A double-dip recession is basically the phenomenon of going into a recession, getting out of that recession for a short period of time, and then slipping back into recession. Experts have claimed a 40% chance of going back into a recession, but there is also a 60% chance we will see continued (albeit small) economic growth.
The growth we have seen over the past several months has been painfully slow, but still producing small economic gains. Going back into a recession would mean losing any ground that has been made up over the past several months.
The debt crisis puts additional strain on job markets, stock markets, and the entire financial institution. If the government's credit rating were downgraded, it could cause interest rates to climb making getting access to capital more difficult and more expensive.

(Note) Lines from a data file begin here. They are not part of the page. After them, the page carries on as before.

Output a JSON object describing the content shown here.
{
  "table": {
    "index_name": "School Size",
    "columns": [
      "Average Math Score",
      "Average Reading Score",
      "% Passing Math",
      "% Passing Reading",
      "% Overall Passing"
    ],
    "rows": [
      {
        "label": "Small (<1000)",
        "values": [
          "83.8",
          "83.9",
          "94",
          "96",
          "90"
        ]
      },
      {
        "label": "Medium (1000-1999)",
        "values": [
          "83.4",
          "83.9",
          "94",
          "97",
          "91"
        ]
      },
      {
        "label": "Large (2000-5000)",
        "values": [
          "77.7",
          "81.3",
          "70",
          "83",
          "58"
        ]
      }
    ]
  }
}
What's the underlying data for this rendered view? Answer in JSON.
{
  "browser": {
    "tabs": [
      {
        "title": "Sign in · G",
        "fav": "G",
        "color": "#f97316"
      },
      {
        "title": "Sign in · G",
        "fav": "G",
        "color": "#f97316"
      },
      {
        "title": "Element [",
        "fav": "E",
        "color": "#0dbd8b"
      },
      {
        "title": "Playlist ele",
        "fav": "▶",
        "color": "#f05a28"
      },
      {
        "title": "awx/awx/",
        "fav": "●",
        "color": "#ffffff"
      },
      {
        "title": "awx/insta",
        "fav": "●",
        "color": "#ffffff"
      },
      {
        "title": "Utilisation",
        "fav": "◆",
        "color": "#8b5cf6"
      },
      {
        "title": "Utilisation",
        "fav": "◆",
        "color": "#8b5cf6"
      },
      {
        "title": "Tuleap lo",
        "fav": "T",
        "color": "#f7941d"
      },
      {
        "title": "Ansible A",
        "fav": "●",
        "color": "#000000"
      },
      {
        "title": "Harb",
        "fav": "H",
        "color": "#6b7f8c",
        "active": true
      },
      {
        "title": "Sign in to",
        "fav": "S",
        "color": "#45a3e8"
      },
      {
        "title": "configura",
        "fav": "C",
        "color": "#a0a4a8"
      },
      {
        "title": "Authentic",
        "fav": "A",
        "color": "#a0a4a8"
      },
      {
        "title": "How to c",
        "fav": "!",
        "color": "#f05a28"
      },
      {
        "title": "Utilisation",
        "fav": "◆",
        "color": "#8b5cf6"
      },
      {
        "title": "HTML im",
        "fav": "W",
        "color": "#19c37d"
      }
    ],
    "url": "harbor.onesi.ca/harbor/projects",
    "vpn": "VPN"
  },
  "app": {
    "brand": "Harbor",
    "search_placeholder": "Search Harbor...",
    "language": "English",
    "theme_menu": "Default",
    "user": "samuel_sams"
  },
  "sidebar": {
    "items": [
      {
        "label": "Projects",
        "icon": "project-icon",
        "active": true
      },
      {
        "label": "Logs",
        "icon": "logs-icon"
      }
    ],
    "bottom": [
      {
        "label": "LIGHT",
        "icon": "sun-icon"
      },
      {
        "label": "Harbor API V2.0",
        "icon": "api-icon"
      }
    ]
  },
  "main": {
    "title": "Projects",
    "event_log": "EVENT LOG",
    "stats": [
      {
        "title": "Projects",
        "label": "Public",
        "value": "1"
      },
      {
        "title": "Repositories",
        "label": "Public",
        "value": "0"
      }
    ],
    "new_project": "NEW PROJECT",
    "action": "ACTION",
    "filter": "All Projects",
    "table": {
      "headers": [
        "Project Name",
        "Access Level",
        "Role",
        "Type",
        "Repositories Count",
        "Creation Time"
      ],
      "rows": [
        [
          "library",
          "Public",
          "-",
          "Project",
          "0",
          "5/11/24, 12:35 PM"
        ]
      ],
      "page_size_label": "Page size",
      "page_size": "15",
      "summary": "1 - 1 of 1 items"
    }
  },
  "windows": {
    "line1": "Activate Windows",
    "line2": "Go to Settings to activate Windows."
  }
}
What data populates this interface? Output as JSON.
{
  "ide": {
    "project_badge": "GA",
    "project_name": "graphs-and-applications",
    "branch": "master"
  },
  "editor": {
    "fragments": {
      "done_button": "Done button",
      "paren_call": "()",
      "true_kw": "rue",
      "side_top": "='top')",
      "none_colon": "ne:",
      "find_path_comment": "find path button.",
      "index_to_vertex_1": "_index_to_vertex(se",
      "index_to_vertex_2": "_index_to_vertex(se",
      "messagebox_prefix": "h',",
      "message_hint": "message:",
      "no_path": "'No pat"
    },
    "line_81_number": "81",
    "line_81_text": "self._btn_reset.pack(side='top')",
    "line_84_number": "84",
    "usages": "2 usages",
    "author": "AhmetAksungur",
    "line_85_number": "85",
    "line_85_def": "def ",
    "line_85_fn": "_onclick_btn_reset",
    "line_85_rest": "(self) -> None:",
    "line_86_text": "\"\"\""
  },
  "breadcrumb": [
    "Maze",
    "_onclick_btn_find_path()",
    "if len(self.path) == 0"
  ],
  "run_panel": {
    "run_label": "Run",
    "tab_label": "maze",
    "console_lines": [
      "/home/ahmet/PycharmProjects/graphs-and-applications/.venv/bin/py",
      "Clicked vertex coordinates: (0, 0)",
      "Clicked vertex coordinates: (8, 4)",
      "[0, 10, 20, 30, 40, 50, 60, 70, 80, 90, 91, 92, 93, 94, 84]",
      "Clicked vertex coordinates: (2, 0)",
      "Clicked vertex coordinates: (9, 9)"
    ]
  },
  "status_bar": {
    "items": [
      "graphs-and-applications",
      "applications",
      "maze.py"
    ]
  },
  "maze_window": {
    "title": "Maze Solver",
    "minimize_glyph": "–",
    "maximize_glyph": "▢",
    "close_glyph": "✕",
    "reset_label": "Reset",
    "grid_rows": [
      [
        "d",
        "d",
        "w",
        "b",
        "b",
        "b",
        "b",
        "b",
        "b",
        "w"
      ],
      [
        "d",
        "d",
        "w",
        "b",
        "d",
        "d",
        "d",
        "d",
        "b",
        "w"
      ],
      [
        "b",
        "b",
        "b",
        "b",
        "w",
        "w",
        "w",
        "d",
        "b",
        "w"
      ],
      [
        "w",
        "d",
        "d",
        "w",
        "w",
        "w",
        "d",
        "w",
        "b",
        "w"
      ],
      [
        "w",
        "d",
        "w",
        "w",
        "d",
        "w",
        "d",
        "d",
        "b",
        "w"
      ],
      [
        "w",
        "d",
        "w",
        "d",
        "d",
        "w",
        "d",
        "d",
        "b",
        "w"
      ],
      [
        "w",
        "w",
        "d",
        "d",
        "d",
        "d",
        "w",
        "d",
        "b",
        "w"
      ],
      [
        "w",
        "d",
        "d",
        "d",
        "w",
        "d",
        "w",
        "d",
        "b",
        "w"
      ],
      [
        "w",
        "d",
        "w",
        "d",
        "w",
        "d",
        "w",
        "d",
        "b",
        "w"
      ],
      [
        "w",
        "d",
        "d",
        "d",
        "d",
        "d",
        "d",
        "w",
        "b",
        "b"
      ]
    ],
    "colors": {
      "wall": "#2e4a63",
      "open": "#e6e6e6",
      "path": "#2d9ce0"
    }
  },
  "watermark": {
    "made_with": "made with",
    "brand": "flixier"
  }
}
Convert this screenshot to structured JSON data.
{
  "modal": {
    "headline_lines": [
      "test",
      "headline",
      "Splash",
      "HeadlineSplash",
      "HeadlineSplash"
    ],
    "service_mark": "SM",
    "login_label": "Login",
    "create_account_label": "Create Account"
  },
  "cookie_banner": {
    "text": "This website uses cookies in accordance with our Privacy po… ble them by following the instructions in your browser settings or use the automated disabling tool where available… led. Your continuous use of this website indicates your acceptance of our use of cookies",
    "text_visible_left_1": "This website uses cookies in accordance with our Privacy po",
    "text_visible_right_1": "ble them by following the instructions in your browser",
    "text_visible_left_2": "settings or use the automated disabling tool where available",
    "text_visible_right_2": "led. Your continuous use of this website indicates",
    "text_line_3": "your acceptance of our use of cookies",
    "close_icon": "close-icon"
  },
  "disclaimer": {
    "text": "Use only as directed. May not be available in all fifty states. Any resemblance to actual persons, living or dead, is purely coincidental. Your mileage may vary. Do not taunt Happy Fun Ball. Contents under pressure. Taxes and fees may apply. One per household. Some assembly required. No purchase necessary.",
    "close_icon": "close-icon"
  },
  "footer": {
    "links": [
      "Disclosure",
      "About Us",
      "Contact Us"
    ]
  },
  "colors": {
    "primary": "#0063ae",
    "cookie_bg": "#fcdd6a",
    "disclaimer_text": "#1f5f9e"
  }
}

This could put a further strain on the job market as companies pull back from being able to expand and reinvest in job-creating initiatives.
Along the same timeline, the US jobs market is also in limbo.
There is a surprising disconnect between employment and workers. Unemployment rates are creeping upwards again close to 10% while online job postings are again at their highest levels ever. More companies are furloughing employees and starting layoffs again, and the future just doesn't seem very bright for the foreseeable future if you just look at the numbers. Between the lines though, there is room for optimism.
What is the average person to do about this?
Get online and search for jobs. There are still companies and industries hiring talented people, and you have to get out there and find them. You may not be the best "fit" but if you don't apply for jobs, you have no chance to win a job. Jobs are more competitive, so you have to market yourself the right way through your resume, phone interviews, and personal contacts. Build the relationship before and during the job vetting process, and you might be surprised to find yourself at the top of the list.
Recessions are felt from the top to the bottom of the economy. Prices tend to be higher, incomes become more stagnant, and opportunities decrease out of fear and negative expectations. Over the past 2 years, consumers have gotten smarter and more price conscious while working to reduce personal debt and lighted the expenses load. For those that follow the pattern of learning from this period of recession, the chances of being negatively affected over the long term are significantly reduced.